Parenting is a controversial subject. Everyone has their own opinion, their own story, their own way they think is right. But the bottom line is that every child is different. I have met so many mothers, and people, who have been so supportive and kind to me.. and then there are the others who I constantly feel are judging my choices. At the end of the day, we are all working our hardest to raise our babies the best we can. At the end of the day, we should all be in this together.
NOTHING went how I envisioned it. I never thought I would be the mum who adopted such parenting ideas as bedsharing, extended nursing, and baby led weaning, but those choices are some of the best parenting decisions I have made. Every baby is different and mine made it clear from the get go that a more natural, attachment parenting style worked much better for her, making for a better family as a whole.

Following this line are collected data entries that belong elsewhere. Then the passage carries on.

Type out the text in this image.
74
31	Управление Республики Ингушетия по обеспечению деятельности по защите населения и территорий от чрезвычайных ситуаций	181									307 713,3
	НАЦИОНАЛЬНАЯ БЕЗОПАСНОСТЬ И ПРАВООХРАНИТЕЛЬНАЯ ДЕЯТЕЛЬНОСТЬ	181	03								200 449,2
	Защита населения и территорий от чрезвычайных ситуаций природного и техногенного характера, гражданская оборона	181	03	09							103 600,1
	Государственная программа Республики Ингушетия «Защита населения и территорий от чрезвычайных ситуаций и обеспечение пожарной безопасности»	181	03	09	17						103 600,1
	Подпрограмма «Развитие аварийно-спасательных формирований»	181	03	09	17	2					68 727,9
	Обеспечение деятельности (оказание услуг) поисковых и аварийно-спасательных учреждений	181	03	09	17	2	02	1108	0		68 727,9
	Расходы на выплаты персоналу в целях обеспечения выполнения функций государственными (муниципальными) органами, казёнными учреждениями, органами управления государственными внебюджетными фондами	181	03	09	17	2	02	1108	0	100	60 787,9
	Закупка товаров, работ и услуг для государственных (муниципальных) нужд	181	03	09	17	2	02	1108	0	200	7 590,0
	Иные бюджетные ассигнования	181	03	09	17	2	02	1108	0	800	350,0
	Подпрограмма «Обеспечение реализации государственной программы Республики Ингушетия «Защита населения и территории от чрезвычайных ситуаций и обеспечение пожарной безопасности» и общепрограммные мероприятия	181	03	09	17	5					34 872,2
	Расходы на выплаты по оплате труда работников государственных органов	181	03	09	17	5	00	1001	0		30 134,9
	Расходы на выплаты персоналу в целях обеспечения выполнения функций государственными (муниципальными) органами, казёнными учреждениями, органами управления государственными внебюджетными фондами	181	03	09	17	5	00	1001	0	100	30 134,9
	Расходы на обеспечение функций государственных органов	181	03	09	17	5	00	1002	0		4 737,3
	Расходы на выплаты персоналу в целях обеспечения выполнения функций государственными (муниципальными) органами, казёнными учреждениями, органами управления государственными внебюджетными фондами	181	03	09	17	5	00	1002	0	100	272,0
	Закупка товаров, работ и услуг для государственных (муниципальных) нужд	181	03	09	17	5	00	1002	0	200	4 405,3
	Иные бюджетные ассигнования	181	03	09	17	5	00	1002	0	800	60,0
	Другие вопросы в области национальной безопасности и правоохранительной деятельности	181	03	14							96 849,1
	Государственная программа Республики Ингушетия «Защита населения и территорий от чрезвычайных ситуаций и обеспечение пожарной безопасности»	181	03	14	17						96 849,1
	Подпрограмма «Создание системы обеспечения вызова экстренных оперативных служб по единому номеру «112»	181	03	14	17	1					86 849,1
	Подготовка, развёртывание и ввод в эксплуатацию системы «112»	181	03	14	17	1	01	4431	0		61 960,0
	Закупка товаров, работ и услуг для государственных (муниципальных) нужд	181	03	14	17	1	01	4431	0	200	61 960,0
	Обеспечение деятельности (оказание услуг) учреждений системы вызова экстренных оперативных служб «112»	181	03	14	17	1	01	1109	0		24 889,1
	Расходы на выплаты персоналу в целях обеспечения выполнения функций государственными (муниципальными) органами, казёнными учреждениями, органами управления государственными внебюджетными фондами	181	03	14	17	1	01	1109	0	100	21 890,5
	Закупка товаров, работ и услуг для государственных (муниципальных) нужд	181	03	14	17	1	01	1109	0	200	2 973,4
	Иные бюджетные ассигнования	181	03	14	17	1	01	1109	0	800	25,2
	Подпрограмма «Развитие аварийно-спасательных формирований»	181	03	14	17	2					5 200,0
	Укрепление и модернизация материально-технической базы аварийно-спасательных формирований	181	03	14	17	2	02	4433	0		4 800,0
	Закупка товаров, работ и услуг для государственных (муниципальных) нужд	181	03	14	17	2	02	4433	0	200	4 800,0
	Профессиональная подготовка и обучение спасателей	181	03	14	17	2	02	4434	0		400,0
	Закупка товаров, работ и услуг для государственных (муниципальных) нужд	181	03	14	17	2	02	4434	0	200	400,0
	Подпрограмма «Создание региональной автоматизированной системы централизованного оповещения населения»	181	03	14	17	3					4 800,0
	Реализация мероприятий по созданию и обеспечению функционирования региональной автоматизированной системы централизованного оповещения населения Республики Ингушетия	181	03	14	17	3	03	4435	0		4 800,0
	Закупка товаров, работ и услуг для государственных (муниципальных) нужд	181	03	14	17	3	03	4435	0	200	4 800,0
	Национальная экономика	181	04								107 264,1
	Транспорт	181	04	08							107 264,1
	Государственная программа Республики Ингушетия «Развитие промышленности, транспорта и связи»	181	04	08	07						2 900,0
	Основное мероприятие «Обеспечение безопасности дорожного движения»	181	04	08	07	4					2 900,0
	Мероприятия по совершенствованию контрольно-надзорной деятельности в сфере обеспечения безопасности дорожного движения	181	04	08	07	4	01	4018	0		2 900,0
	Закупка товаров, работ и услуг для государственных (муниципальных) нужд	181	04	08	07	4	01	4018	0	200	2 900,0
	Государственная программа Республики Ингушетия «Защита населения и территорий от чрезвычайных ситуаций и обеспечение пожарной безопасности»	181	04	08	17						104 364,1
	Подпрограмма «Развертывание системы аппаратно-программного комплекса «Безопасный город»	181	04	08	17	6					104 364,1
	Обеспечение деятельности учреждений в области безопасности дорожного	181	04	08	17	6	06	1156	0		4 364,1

It takes a village. And I am so thankful for ours. I will be doing a special post tomorrow about all of the people who have been detrimental to the success of Matthew & I’s journey into parenting. We want (and need) to personally thank all of the people who deserve to be thanked. Without you, it wouldn’t have been possible.
I love her so much more than I could have ever imagined. You hear it all the time. About how you will fall in love with your child instantly and the attachment will be unlike anything you have ever experienced. To be honest, I LOVED McKenna instantly but I fell in love with her over time. I don’t know when exactly it happened, but suddenly, she was my everything. She was my purpose for being. She was my greatest creation, proudest accomplishment, and the absolute love of my life. And that connection has only deepened over time. Sometimes, I can’t even remember what life was like before her. Like she has just always been. But in a way, I am sure that is true, because she has always been a part of me, a part of my soul. A part of her father & I’s life plan long before we had even met, before I became pregnant.
To all you other mothers, what was your biggest surprise about motherhood?